I’m a creature of habit, a slave to routine, willingly bound by timetables, lists and order — habits inherited from German and Swiss parents, perhaps, but also tools that aid the pleasure found in a varied, full and busy life. 

During those lost lockdown years a friend took his son outside for a walk at the same time each day and they both stared at the same ash tree. He made his son comment on what had changed since the previous day, not just in the tree but in the climate, the sound, the temperature and the mood. So likewise, my virgo imbued masochistic tendency forces me to swim in my pond the same way for the same time each day. 

I dug this pond, some six foot deep into the stagnant shallow cattle pond that was there before; it was a useless bowel of coagulated soup that flooded the farm buildings after an inundation of rainfall. So seeing as how those farm buildings became my studio I had to ensure flooding ceased, which it has, due to a wider faster escape and a deeper capacity.

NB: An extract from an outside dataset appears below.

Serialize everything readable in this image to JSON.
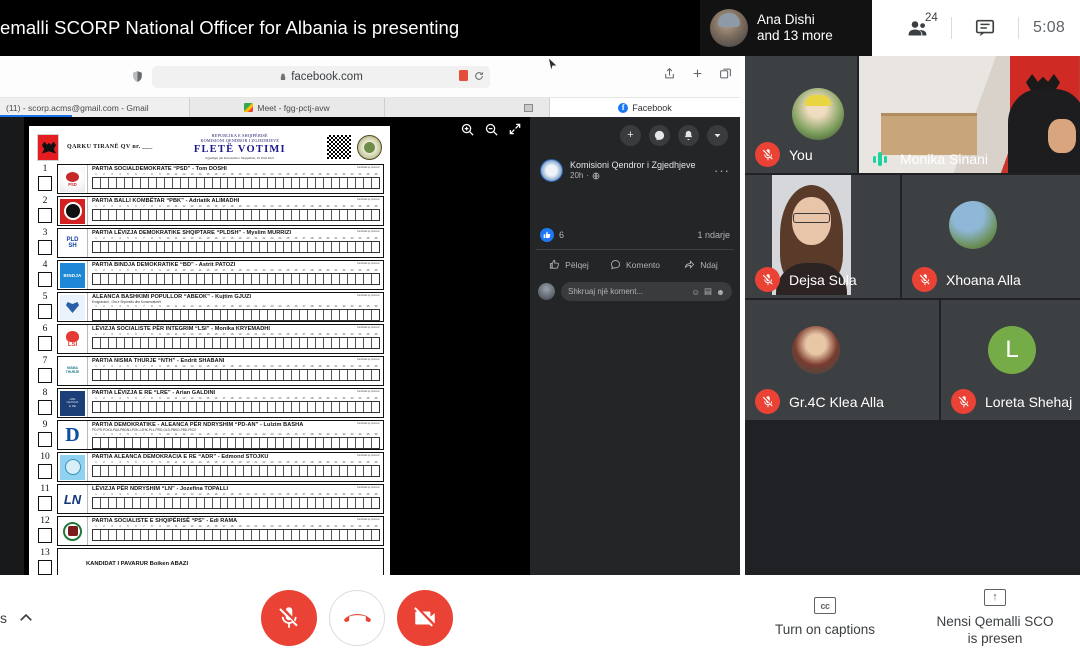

This year’s rain has ensured the pond level has just about coped with the torrential rains — though swimming amongst rain drops that explode as they hit the surface is a ‘difference’ that couldn’t go unnoticed. 

As my head floats forward at water-level I see each bank differently each day, just as a walk ‘there’ is different to the walk ‘back’: same path, different view. Just as returning to a well-loved book, record, film, poem for the umpteenth time reveals a different view. Same book, different story. This may be why my eight Desert Island Discs would suffice, but I’d choose seven: one per day, in the same strict weekly rotation, each one sounding different each day. 

This obsession with rote lasts a whole year. As I age I feel the need to travel away less, lest I miss a change at home. The idea of cheating winter by a beach holiday, or escaping my vast garden and woods in summer feels wrong, though a few brief stints in France this year only fuelled the enthusiasm to stay outdoors. Next March I shall return to New York and travel across America for the first time in well over six years. I used to go there regularly, but now? To miss spring? I’ll just have to adjust. As Bill Drummond once said, “Travel narrows the mind”.

It’s a coping mechanism and just look how privileged we are to be able to adopt such procedures in a world of extremes where so many have ghastly procedure dumped on them, silently, from a great height. 

Some routines depend on a needs-must device, some are governed by technology, or need, whim, chaos, disorder, mood, or desires. Me? I’m happy with filofax and propelling pencil.

The reflections are those shifting myriad pictures on the surface of the pond and the shadows are those cast by the loss of friends, a loss which upsets my routine by not being able to give them a quick call, by them not being able to read my postcard.